20.03.11
NHS redundancies in the North cost £30m
Making NHS managers redundant is costing almost £30m across north and north east Yorkshire – with many of these staff expected to be rehired for roles in the new Clinical Commissioning Groups (CCGs).
A total of 478 staff were handed ‘exit packages’ across the area last year, with an average payout of £60,000, costing a total of £28.52m.
The bill for County Durham was £5.75m, the second highest in the country after Camden which spent £6.3m. Three other northern trusts were among the top ten.
The cost of redundancy across England reached £168m in 2010-11, and the full cost is expected to be £1bn after Strategic Health Authorities are disbanded.

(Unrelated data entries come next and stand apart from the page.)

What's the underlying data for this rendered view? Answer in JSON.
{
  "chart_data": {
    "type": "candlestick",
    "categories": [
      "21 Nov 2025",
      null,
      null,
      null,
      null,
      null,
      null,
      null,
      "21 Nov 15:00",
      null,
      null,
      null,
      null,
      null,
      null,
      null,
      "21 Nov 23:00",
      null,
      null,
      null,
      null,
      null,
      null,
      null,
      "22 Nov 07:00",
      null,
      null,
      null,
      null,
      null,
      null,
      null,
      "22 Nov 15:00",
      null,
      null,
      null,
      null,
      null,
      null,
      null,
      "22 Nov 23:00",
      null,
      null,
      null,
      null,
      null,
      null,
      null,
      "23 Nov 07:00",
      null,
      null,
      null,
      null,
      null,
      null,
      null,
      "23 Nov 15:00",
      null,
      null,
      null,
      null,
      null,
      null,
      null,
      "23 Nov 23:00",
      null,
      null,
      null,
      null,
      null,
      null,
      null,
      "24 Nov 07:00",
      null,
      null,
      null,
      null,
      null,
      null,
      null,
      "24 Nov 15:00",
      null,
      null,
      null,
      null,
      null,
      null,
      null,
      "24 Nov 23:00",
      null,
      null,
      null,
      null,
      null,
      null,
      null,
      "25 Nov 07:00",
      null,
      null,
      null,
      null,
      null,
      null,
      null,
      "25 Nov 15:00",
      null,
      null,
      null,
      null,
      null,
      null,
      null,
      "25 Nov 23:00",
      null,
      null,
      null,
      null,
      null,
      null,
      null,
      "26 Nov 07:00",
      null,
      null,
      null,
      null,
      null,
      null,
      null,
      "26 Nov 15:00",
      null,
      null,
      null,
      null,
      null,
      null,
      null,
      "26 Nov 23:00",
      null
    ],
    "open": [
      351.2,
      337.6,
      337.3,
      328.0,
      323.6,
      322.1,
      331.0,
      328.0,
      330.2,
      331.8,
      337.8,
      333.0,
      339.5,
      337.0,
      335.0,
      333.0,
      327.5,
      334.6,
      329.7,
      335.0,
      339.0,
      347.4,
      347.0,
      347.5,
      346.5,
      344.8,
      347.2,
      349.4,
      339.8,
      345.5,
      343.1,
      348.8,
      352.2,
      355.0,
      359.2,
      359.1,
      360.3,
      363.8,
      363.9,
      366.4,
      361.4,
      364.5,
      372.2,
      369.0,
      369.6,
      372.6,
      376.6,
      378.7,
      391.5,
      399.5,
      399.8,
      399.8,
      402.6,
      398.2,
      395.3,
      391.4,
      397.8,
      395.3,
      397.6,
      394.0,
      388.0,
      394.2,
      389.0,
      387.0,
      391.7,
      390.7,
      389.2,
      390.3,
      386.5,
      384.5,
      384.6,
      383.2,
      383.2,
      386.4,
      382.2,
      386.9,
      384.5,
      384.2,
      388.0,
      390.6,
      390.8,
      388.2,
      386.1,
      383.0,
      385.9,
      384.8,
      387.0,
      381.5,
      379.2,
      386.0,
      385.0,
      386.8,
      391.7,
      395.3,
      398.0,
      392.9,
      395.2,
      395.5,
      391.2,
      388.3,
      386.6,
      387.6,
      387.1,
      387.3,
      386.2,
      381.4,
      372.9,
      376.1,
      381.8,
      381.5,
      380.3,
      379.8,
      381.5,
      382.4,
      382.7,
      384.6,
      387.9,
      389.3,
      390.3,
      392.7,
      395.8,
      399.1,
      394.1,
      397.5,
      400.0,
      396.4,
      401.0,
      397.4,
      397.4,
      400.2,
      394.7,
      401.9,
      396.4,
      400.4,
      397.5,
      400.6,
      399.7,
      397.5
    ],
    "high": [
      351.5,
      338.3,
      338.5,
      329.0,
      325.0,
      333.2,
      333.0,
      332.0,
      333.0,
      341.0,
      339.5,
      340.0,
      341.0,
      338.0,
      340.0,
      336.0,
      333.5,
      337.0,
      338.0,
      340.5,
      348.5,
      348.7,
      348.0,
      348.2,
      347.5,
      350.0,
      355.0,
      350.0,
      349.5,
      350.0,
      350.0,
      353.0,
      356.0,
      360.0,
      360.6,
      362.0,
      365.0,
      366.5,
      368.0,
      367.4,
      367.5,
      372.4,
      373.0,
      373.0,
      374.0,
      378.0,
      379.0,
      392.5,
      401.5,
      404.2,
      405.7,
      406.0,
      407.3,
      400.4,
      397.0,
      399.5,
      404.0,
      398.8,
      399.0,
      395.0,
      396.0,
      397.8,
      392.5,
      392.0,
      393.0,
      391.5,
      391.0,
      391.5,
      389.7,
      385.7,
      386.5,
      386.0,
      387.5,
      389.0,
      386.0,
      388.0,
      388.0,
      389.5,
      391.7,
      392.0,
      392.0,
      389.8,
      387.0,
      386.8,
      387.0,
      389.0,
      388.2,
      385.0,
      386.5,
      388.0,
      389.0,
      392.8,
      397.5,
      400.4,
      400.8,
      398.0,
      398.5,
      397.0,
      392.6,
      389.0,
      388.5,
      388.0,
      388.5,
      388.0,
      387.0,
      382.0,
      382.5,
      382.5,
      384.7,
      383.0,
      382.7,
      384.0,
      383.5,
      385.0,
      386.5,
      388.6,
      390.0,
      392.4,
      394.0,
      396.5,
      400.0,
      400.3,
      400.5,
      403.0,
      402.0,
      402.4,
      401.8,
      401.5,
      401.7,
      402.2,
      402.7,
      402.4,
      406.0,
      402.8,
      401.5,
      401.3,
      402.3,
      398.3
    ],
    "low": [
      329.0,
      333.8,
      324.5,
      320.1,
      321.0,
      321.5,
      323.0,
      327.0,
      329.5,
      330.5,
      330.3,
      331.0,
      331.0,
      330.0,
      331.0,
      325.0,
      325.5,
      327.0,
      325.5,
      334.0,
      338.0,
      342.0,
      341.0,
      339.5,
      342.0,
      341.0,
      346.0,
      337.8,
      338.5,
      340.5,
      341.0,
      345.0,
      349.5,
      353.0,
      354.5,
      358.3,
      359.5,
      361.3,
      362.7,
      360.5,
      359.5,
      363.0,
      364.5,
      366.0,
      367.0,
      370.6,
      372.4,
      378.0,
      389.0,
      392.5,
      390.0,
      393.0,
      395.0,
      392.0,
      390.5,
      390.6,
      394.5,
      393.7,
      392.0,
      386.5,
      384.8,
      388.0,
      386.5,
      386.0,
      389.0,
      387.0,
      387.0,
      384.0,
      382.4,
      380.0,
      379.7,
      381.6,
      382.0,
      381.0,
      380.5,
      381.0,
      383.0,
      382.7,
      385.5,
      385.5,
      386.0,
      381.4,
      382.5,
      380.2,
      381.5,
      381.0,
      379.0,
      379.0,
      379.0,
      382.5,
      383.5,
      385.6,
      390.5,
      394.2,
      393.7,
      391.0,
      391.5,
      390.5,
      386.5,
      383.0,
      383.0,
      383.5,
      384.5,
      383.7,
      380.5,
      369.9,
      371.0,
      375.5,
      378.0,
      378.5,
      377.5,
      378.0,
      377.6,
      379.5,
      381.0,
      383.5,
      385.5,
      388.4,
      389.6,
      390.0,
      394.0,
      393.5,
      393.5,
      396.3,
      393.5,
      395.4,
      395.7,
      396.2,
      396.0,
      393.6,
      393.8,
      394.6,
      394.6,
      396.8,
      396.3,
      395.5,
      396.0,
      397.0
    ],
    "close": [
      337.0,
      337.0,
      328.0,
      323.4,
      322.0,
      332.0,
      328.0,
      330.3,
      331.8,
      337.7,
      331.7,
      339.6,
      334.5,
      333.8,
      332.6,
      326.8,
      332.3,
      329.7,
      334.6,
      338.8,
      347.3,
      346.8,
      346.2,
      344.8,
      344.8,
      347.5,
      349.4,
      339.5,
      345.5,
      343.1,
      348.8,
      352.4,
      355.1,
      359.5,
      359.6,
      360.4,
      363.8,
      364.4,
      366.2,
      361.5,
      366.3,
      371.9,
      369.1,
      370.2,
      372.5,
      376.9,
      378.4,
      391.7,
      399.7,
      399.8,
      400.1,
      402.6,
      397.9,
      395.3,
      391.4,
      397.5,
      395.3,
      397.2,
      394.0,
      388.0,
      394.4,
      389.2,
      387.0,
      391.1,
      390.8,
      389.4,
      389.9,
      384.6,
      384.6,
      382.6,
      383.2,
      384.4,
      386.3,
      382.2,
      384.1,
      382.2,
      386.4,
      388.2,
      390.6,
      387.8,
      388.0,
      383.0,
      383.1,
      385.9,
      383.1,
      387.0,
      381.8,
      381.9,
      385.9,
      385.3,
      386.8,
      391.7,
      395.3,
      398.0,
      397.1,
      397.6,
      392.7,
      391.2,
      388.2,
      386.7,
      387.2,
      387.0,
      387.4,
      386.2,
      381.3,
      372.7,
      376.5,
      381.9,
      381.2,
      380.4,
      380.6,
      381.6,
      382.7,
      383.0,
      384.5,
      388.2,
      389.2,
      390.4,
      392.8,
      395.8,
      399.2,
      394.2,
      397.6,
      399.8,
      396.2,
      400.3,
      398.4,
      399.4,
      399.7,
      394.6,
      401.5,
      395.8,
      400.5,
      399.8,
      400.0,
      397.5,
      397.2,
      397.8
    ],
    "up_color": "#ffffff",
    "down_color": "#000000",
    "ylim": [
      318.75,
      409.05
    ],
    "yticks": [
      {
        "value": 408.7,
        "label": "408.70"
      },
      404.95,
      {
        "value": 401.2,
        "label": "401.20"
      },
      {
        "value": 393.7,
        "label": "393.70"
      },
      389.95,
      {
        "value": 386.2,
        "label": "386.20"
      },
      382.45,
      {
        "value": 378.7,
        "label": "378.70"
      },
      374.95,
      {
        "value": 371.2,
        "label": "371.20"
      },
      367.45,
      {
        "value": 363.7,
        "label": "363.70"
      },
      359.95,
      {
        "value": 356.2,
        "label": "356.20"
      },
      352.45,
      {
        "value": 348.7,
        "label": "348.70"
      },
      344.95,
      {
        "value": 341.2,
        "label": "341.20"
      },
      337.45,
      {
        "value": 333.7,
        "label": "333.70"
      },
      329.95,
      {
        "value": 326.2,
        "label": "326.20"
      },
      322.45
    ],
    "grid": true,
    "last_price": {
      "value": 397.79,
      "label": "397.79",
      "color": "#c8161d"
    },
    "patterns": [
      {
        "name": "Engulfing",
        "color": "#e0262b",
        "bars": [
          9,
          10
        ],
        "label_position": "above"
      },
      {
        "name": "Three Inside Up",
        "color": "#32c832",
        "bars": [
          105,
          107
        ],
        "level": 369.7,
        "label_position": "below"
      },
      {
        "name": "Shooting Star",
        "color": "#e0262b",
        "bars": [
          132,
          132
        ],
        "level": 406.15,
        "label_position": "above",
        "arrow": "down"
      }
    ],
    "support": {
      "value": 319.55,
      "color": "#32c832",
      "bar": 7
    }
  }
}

Phil Wilson, Labour MP for Sedgefield, told the Northern Echo: “Many of those made redundant are being re-employed by the new commissioning consortia, only weeks after receiving massive payouts.
“The Government talks about reducing bureaucracy, but all it is doing is replacing one bureaucracy with another. It is bureaucracy gone mad.”
However, minister for health Simon Burns said: “The short-term costs are dwarfed by the £4.5bn that we will save over the course of this parliament and £1.5bn every year after that. Our planned cost for NHS reform remains the same as what we published in the impact assessment in September.”